When she got pregnant, his mother had asked a friend who worked at the hospital to forge a permit for her. Then a few years later the other woman had used that favour to blackmail her.

‘In your case, they probably couldn’t arrange a permit like that. Take a look at the birthplace listed in your family register sometime. I bet it gives the address of the detention centre where your mother’s being held.’

I had even opened up to him about that. But because he’d shown himself to me, he was vulnerable too, so I wasn’t worried.

When it got to be around noon, Hiro got out some bread and juice. Apparently, his mother brought him food sometimes, and other times he would go out and buy it himself, dressed as a girl.

When we were finished, I took a cigarette out of my bag. He told me he’d never smoked one, and I showed him how. It made him dizzy, I guess, and he fell over backwards. He wasn’t getting back up, so eventually I leaned over and peered at his face. Suddenly he hugged me, then flipped me over and pinned me down like we were wrestling. At first, I thought he was just messing around. But he wasn’t. Not in the slightest. Hiro wasn’t messing around at all.

I spent the rest of that day learning the unexpected, dreadful truth about human life. Learning it with my body.

When I got home that evening a little after seven, my sister was already there.

‘You’re mighty late.’

Without a word, I started to go upstairs.

‘What about dinner?’

‘I ate at my friend’s house.’

I went up to my room and collapsed onto the bed.

‘There’s something off about this society. Women and women? What kind of a world is that?’

Hiro had said this as I was leaving to go home. He’d been rough, but he had also been tender in his own way. He said it had to stay our secret, but that was obvious. He also said that what we did was natural. Maybe so, but what a dreadful thing it was!

I plunked my elbows down on the desk and spaced out. Then I smoked one of my precious cigarettes.

Asako came in without warning.

‘I’ve been knocking for a while, why didn’t you answer? And where did you get that? Aha, so you’re the little sneak thief.’

‘What do you want?’ I replied finally, frowning.
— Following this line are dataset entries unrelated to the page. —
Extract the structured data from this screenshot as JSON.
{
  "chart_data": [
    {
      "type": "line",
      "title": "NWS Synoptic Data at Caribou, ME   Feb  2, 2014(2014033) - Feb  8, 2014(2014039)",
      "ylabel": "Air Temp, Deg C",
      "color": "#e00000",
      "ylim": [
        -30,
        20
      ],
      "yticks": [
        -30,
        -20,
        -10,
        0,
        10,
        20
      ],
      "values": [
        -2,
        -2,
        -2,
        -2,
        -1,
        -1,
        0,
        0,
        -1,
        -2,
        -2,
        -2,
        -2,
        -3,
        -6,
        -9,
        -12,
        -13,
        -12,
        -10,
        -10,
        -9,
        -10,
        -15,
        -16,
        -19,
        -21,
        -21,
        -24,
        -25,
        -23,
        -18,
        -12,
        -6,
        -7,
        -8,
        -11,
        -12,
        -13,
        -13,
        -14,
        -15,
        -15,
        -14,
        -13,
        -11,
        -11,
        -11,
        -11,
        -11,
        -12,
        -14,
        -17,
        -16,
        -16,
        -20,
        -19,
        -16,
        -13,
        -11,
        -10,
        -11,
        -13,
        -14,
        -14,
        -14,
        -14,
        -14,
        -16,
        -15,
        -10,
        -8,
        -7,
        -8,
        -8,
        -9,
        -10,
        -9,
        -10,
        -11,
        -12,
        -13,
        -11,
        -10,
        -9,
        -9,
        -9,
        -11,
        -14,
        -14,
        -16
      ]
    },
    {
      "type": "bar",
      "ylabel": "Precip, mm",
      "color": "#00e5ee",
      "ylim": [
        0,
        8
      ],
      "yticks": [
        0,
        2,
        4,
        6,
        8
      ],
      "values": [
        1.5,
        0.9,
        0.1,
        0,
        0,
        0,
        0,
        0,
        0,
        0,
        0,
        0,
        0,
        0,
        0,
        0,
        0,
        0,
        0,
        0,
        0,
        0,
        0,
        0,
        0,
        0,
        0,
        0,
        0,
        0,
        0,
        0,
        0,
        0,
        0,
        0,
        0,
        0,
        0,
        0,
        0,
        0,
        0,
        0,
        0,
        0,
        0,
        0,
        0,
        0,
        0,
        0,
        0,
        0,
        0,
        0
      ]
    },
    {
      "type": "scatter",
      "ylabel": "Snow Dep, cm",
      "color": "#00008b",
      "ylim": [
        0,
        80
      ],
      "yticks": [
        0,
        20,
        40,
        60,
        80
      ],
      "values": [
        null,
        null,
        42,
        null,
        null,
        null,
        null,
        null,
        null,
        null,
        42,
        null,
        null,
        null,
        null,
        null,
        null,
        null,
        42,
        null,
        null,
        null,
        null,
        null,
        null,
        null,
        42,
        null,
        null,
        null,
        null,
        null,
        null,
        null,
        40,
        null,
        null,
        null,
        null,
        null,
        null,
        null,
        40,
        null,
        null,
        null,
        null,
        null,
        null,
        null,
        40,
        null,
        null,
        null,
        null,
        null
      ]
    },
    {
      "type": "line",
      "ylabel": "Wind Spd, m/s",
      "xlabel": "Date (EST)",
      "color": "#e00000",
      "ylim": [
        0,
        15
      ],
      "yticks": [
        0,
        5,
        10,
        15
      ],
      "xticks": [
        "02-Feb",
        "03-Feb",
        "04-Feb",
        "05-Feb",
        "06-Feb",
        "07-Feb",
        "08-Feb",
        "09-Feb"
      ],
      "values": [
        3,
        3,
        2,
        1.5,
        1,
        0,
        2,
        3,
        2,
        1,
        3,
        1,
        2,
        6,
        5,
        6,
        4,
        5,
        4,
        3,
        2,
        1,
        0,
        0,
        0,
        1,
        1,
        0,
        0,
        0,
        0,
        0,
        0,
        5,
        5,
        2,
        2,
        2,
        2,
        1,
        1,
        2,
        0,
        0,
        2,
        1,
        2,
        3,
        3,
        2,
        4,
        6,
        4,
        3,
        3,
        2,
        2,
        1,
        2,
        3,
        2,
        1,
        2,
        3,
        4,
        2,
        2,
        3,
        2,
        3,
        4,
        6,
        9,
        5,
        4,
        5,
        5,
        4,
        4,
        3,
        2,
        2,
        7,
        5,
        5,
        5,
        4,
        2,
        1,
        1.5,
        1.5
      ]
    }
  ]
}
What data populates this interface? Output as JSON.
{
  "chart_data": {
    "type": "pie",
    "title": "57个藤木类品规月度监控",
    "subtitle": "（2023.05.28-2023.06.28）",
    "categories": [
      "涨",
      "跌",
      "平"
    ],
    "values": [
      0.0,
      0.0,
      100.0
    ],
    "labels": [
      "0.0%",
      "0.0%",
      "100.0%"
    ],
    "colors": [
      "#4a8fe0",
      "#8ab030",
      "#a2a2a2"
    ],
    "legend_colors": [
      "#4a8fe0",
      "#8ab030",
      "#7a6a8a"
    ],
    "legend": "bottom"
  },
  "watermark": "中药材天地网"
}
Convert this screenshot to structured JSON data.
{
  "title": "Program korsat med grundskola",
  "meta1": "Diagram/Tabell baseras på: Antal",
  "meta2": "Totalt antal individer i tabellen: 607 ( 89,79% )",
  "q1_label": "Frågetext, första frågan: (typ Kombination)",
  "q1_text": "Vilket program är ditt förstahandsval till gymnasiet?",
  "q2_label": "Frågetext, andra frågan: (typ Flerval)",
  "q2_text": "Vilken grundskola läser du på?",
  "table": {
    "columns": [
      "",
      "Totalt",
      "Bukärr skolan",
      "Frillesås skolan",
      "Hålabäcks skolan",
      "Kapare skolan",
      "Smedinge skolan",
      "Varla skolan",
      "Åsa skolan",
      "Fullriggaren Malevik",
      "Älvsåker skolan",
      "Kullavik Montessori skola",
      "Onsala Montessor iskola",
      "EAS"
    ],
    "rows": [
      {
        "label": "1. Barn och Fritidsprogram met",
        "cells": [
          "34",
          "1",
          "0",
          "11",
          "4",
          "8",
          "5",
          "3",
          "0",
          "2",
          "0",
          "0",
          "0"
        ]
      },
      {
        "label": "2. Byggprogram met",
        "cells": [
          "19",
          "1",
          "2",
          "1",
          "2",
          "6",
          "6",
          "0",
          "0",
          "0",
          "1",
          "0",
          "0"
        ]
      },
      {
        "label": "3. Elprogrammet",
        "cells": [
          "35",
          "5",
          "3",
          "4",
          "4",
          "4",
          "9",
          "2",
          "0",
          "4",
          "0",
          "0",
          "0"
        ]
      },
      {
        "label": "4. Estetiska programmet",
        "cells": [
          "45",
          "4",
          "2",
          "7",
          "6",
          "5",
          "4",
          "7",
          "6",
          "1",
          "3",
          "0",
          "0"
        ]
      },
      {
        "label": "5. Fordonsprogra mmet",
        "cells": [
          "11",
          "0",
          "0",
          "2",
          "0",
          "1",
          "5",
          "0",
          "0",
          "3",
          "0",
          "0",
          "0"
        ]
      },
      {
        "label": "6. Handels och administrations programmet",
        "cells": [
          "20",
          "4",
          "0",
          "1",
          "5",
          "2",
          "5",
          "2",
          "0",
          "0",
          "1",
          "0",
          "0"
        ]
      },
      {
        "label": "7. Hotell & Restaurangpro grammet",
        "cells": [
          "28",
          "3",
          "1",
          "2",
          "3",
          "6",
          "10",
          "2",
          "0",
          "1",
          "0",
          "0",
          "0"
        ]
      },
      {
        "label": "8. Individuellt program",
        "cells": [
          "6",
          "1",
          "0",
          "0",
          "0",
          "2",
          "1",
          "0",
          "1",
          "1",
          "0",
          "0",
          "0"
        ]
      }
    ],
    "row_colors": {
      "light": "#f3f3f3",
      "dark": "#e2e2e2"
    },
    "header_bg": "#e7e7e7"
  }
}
‘Grandma’s calling for you.’

I stood up lethargically.

Why the hell would Grandma be calling for me at this hour?

‘Can’t you just tell her I don’t feel well?’

‘No, I can’t,’ declared my sister sternly. How could she be so self-assured? There were things in this life she didn’t have a clue about. But it’s precisely because they don’t know about the dreadful stuff that ignorant people are able to be so confident. But that glittering gaze of hers still somehow made me feel small.

‘What’s wrong with you? You seem out of it.’

‘Nothing, I’m fine.’

She could never imagine what I had done. She didn’t have the knowledge or experience. In fact, Asako would most likely live out the rest of her life without ever experiencing that dreadful, spine-tingling thing for herself. And she was lucky. I could never tell anyone the unthinkable truth I had learned that afternoon.

Grandma was sitting in an enormous chair, eating candy. Her skirt was immoderately short. So short that when I opened the door, for a second I thought she wasn’t wearing one at all.

‘I was going through my wardrobe, and I found some of the clothes I used to wear when I was young. What do you think? Funny, huh?’

Was she going senile or something? I shook my head.